# Triaxial Skull's Twisty Neck Bone



## Atom058 (Sep 20, 2009)

Hello - I was checking out Triaxial Skull's web site and see that their store is closed. I see that they are (were) selling a neck bone for their Twisty Skull kits:

http://triaxialskulllabs.com/websto...ducts_id=68&osCsid=gu55hsqfkokn6nv4l07mj7die2

Does anyone know of an alternative source for these? I have several 3-axis skulls that could sure use this...


----------



## BigIron (Dec 31, 2013)

I was looking to get one of these too. I have one of their skulls that I need to mount on a Pose 'n' Stay and am looking for a non-permanent method.



Atom058 said:


> Hello - I was checking out Triaxial Skull's web site and see that their store is closed. I see that they are (were) selling a neck bone for their Twisty Skull kits:
> 
> http://triaxialskulllabs.com/websto...ducts_id=68&osCsid=gu55hsqfkokn6nv4l07mj7die2
> 
> Does anyone know of an alternative source for these? I have several 3-axis skulls that could sure use this...


----------



## Mav9709 (Oct 18, 2013)

Atom058, I purchased a "Bag of Bones" from Wally World for$10 that has a neck bone in it that I plan to use. Kind of expensive for just a neck bone but there were plenty of other parts in it that I can use one other props.


----------



## Atom058 (Sep 20, 2009)

Mav9709 - Thanks for letting me know! I'll go check them out... Being that the neck bone on Triaxial's web site was $12 (which I would have been willing to pay), $10 at Walmart is still cheaper and you get some extra bones to boot! Never can have too many bones! (My wife might not agree, though...)


----------



## curtis_1966 (Nov 11, 2013)

I saw that also, but I decided to use a piece of 1\2" pvc pipe (since I had plenty lying around) and headed it up with a heat gun and made it look like a neck bone close enough for me since all the other stuff going on I don't think anyone will notice.


----------



## Atom058 (Sep 20, 2009)

Curtis_1966 - Interesting idea. Care to share a photo?


----------



## curtis_1966 (Nov 11, 2013)

*Pic of crude neck bone*

View attachment Improvised Neck Bone.pdf


Crude and I understand, but the hotter you get it the more playable it will be.
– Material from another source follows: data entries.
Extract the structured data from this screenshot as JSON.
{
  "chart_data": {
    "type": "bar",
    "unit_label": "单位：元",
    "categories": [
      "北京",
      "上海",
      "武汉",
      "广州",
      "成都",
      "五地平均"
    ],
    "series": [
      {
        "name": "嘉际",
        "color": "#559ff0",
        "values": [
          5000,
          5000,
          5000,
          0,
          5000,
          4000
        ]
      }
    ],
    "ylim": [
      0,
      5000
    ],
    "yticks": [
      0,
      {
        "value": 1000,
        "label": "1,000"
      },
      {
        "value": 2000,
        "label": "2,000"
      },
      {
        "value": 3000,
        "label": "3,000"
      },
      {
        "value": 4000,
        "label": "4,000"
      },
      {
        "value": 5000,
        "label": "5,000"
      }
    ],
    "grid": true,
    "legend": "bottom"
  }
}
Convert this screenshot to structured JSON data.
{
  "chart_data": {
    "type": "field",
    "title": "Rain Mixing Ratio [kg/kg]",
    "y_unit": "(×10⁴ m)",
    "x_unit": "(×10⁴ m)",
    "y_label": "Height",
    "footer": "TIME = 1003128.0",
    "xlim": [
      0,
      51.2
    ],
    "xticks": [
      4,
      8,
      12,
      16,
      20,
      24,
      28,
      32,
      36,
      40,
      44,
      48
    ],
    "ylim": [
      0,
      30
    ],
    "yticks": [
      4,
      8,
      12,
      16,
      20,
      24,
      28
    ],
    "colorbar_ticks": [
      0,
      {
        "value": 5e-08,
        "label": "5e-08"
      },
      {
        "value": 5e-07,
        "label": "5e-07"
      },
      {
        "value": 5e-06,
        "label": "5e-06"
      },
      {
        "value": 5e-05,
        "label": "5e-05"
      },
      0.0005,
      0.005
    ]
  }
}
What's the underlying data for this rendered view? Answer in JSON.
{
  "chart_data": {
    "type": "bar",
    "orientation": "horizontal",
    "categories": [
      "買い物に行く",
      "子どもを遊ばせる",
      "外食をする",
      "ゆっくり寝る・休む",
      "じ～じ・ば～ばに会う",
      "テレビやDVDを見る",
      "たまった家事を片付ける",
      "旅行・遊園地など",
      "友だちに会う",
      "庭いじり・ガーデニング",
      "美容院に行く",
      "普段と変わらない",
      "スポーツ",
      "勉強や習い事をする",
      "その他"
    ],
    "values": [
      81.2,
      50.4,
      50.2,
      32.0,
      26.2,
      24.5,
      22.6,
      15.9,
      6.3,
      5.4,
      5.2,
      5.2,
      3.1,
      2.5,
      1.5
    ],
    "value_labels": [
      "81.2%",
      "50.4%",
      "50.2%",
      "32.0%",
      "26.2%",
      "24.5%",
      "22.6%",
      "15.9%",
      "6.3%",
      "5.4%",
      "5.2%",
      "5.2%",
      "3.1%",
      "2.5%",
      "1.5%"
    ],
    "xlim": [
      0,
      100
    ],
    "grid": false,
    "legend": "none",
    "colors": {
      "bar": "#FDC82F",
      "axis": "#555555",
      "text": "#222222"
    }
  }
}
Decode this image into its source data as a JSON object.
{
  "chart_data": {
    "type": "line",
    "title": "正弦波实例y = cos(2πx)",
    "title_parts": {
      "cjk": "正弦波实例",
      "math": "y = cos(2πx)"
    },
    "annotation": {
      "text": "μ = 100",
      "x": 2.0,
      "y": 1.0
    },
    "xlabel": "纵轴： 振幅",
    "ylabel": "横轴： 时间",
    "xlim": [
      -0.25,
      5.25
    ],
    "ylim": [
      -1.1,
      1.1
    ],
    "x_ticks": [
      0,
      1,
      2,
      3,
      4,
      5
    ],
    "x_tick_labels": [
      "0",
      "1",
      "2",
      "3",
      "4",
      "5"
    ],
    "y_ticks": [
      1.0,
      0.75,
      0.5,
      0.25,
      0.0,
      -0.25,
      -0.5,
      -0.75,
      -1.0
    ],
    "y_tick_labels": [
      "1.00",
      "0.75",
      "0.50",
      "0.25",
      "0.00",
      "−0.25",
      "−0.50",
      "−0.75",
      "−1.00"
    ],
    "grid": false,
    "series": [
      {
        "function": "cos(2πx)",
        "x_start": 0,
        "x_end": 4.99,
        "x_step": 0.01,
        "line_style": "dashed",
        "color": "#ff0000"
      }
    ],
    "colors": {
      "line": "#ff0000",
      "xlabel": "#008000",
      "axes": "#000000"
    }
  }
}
Like I stated, works for me.


----------



## Lightman (Aug 25, 2014)

Nice texturing and painting...

How about cutting PVC rings, heating them with heat gun, then bending them out in approximate shape of spinal sections (i.e. flaring the edges). Then stack them back on top of each other, threading the main All Thread rod up center.


----------



## Atom058 (Sep 20, 2009)

I actually ran across a link somewhere (and for the life of me, can't find it) on how to make realistic bamboo out of PVC. Essentially, you took a piece of PVC, scored it about every 6-8" or so with a box-cutter. You then put the pipe over a vertical rod so that it would spin freely. You then took a torch, heated up the scores and pressed down on the pipe as you spun it around. The scores would turn black and expand out as the PVC got soft and compressed. Looks just like the joints on a real bamboo pipe (after staining, of course). I was thinking that this method could be used to simulate vertebrae - same process, just joints closer together...


----------



## Atom058 (Sep 20, 2009)

Here it is!!!

http://www.instructables.com/id/Faux-Bamboo/?ALLSTEPS


----------



## curtis_1966 (Nov 11, 2013)

*Nice work*

I'm gonna have to try that when I have time.


----------